Chicken and apple coleslaw
2
Points®
Total time: 20 min • Prep: 15 min • Cook: 5 min • Serves: 4 • Difficulty: Easy
Serve up a colourful medley of crunchy raw vegies and shredded chicken at your next barbie or picnic.


Ingredients
Raw almonds
¼ cup(s), slivered (35g)
97% fat-free cottage cheese
100 g
Dijon mustard
3 tsp
Plain or natural yoghurt, low-fat, no added sugar
½ cup(s), (140g)
Lemon juice
2 tsp
Savoy cabbage
200 g, shredded
Carrot(s)
1 medium, coarsely grated
Red onion
1 small, thinly sliced
Cooked skinless chicken breast
280 g
Red apple, unpeeled
1 large, cored, cut into thin wedges
Fresh flat-leaf parsley
½ cup(s), coarsely chopped
Instructions
1
Preheat oven to 180°C or 160°C fan-forced.
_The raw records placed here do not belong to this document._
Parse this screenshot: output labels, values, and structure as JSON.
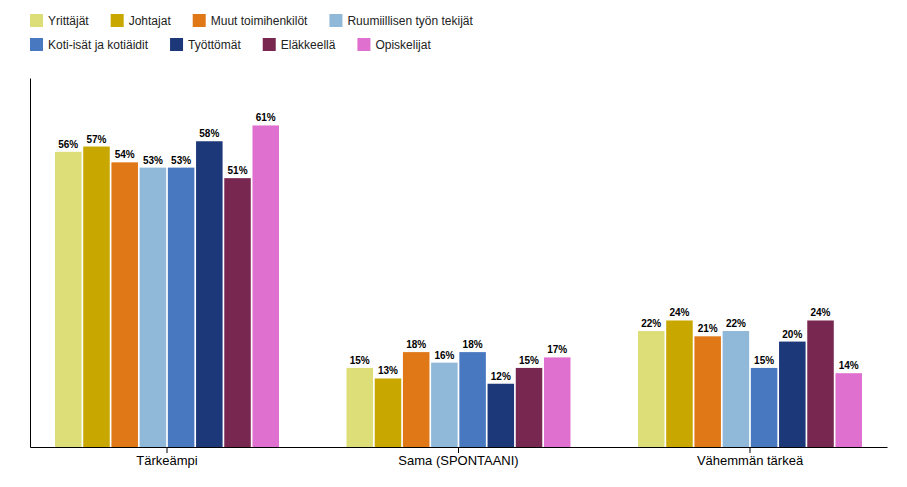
{
  "chart_data": {
    "type": "bar",
    "categories": [
      "Tärkeämpi",
      "Sama (SPONTAANI)",
      "Vähemmän tärkeä"
    ],
    "series": [
      {
        "name": "Yrittäjät",
        "color": "#DEDE78",
        "values": [
          56,
          15,
          22
        ],
        "value_labels": [
          "56%",
          "15%",
          "22%"
        ]
      },
      {
        "name": "Johtajat",
        "color": "#C8A800",
        "values": [
          57,
          13,
          24
        ],
        "value_labels": [
          "57%",
          "13%",
          "24%"
        ]
      },
      {
        "name": "Muut toimihenkilöt",
        "color": "#E07818",
        "values": [
          54,
          18,
          21
        ],
        "value_labels": [
          "54%",
          "18%",
          "21%"
        ]
      },
      {
        "name": "Ruumiillisen työn tekijät",
        "color": "#90B8D8",
        "values": [
          53,
          16,
          22
        ],
        "value_labels": [
          "53%",
          "16%",
          "22%"
        ]
      },
      {
        "name": "Koti-isät ja kotiäidit",
        "color": "#4878C0",
        "values": [
          53,
          18,
          15
        ],
        "value_labels": [
          "53%",
          "18%",
          "15%"
        ]
      },
      {
        "name": "Työttömät",
        "color": "#1C3878",
        "values": [
          58,
          12,
          20
        ],
        "value_labels": [
          "58%",
          "12%",
          "20%"
        ]
      },
      {
        "name": "Eläkkeellä",
        "color": "#782850",
        "values": [
          51,
          15,
          24
        ],
        "value_labels": [
          "51%",
          "15%",
          "24%"
        ]
      },
      {
        "name": "Opiskelijat",
        "color": "#E070D0",
        "values": [
          61,
          17,
          14
        ],
        "value_labels": [
          "61%",
          "17%",
          "14%"
        ]
      }
    ],
    "ylim": [
      0,
      70
    ],
    "data_labels": true,
    "tick_labels": "x",
    "grid": false,
    "legend": "upper left"
  }
}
Place almonds on a baking tray and bake for 5 minutes or until toasted.
2
Combine cottage cheese, mustard, yogurt and juice in a small bowl. Season with salt and freshly ground black pepper. Place cabbage, carrot, onion, chicken, apple and parsley in a large bowl. Add the cottage cheese mixture and toss to combine.
3
Arrange coleslaw on a large serving platter and sprinkle with toasted almonds. Serve.